The Foley Institute hosted Kenneth Schultz, a professor of political science at Stanford University, for a talk on the polarization of American political parties and their effects on foreign policy Tuesday.

Schultz said in the last 20-25 years, the U.S. has seen unprecedented levels of political polarization which in turn requires the president to make more unilateral foreign policy decisions, leading to a destabilization of U.S. international political power.

“The difference between the Republican and Democratic positions diverge quite dramatically, starting really in the late 70s and the divergence is reaching levels that really haven’t been seen before,” Schultz said.

Polarization can be measured in several different ways, he said. One is by looking at where self-identifying members of a specific political party fall on certain issues.

Over time, members of different parties have more closely aligned their views with the rest of the party. For example, a person who identified as a conservative in the 1980s might be more likely to hold liberal viewpoints on certain issues than they would today.
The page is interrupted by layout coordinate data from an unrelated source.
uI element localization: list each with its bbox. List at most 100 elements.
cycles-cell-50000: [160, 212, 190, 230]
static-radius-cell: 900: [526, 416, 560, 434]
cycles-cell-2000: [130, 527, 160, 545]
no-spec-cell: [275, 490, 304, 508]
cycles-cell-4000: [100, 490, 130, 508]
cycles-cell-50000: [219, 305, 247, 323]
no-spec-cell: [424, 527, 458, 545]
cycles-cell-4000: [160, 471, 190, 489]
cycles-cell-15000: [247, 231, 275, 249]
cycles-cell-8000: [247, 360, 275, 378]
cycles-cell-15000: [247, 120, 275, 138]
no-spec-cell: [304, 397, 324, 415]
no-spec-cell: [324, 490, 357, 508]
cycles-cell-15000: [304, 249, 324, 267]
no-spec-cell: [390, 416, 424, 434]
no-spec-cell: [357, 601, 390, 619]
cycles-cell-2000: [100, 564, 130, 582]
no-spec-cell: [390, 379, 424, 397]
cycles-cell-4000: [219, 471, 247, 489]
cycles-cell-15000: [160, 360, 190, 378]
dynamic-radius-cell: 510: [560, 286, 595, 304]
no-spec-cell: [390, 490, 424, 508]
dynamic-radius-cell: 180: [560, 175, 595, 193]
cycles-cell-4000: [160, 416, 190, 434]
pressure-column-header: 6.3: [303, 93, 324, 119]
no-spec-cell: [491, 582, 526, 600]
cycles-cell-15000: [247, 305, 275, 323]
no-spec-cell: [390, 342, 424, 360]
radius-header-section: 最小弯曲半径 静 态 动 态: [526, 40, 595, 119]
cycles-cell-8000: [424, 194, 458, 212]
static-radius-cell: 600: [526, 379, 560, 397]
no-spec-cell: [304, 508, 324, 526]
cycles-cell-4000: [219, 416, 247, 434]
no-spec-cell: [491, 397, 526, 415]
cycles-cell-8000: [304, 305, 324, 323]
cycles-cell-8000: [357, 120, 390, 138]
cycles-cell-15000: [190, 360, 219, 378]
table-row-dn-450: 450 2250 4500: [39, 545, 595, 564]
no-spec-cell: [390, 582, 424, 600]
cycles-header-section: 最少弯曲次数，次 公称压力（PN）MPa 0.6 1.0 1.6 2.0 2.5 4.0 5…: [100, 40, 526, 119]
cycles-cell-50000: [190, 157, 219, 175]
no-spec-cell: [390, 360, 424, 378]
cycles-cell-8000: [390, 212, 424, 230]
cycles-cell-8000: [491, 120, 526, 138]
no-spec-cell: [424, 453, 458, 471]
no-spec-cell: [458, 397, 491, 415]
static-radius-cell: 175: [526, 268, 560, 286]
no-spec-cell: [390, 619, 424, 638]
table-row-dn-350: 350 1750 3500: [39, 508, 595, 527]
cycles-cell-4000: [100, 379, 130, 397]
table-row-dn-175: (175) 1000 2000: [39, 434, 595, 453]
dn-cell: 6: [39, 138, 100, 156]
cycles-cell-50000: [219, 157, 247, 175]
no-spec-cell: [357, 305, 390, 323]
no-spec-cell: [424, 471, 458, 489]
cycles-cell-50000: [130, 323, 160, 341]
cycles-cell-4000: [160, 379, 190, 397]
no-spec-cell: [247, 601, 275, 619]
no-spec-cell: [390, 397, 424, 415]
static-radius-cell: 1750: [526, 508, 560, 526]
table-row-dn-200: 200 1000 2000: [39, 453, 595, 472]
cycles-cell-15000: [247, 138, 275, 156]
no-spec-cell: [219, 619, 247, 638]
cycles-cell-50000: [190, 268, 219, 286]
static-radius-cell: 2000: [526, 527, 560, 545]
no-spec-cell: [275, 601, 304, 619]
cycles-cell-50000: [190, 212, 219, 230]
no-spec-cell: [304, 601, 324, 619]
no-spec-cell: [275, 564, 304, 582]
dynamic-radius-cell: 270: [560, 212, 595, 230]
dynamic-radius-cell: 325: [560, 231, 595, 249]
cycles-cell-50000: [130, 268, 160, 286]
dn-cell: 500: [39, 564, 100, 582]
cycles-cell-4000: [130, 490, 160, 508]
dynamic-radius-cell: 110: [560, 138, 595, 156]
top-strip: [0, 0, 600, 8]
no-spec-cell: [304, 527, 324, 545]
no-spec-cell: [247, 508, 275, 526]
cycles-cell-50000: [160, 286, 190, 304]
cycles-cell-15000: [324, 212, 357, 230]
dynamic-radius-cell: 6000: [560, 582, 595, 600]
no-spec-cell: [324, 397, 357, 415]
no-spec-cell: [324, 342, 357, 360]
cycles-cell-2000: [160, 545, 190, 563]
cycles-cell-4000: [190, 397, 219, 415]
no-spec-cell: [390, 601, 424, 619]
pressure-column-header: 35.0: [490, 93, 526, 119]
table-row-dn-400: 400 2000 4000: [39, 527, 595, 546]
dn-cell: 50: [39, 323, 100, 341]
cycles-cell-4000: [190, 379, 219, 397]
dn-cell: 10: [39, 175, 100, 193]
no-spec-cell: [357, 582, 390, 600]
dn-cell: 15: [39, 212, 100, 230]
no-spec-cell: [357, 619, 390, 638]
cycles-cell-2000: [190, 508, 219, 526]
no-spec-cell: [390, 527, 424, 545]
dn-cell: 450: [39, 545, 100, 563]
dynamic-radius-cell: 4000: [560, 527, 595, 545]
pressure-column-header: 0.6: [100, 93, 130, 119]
“The center where there used to be overlap in the positions of the two parties is now gone,” Schultz said. “This has me very worried about what’s going to happen to American foreign policy in the future.”

Polarization affects how the opposition party, the party not of the current president, responds to executive military actions or diplomatic agreements, he said.

Since the mid-20th century, Schultz said the opposition party has been increasingly less likely to support executive military actions, but this does not prevent the president from applying force.

Instead, the president will be more likely to employ low-cost, low-risk means of military intervention when he or she does not have congressional support, Schultz said. These low-cost interventions usually take the form of airstrikes or efforts in which no American soldiers are on the ground.

These actions are not intrinsically better just because American lives are not in danger, Schultz said. He said they often leave civilians on the ground worse off than before and sends a message to the country’s adversaries that we are divided.

“Obviously nobody wants to throw away American lives needlessly, but when you make this choice of shifting to air-only strategies, you are making a choice in some cases to trade away military effectiveness,” he said.

Polarization also destabilizes foreign policy with allies by forcing presidents to negotiate executive agreements instead of treaties, Schultz said. Treaties must be ratified by two-thirds of the Senate, while executive orders only require the president’s signature.

Schultz said polarization has led to presidents breaking executive agreements made by past administrations of the opposite party, causing allies to see the U.S. as unreliable between presidencies.

This was seen most recently with the last two Republican presidents overturning agreements signed by their predecessors, Schultz said. Since taking office, President Donald Trump has overturned three agreements signed by former President Barack Obama: the Paris Climate Agreement, North American Free Trade Agreement and the Iran Nuclear Deal.